1609 | Stratford-Upon-Avon

Trading Places

“I scorn to change my state with kings.”

When in disgrace with Fortune and men’s eyes,
I all alone beweep my outcast state,
And trouble deaf heaven with my bootless cries,
And look upon myself and curse my fate,
Wishing me like to one more rich in hope,
Featured like him, like him with friends possessed,
Desiring this man’s art, and that man’s scope,
With what I most enjoy contented least;
Yet in these thoughts myself almost despising,
Haply I think on thee, and then my state
(Like to the lark at break of day arising
From sullen earth) sings hymns at heaven’s gate;
    For thy sweet love rememb’red such wealth brings
    That then I scorn to change my state with kings.

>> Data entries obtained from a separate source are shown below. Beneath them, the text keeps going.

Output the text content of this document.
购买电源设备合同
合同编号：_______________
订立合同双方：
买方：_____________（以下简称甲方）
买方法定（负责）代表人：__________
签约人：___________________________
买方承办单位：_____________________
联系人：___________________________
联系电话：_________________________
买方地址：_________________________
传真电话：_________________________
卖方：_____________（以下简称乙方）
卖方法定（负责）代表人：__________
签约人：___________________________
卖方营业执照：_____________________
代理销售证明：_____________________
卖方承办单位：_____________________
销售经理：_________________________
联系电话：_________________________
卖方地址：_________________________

Engraving of William Shakespeare from the first folio edition.
Contributor

William Shakespeare

Sonnet 29. “Nothing breaks Shakespeare’s way,” critic Camille Paglia wrote about the ill-fated state in which the speaker begins this poem, one of 126 so-called Fair Youth sonnets that the middle-aged Shakespeare addressed to a young man of aristocratic bearing. T.S. Eliot quoted closely the line “Desiring this man’s art, and that man’s scope” for his 1930 poem “Ash Wednesday,” even though Eliot once admitted that as a student “the only pleasure that I got from Shakespeare was the pleasure of being commended for reading him.”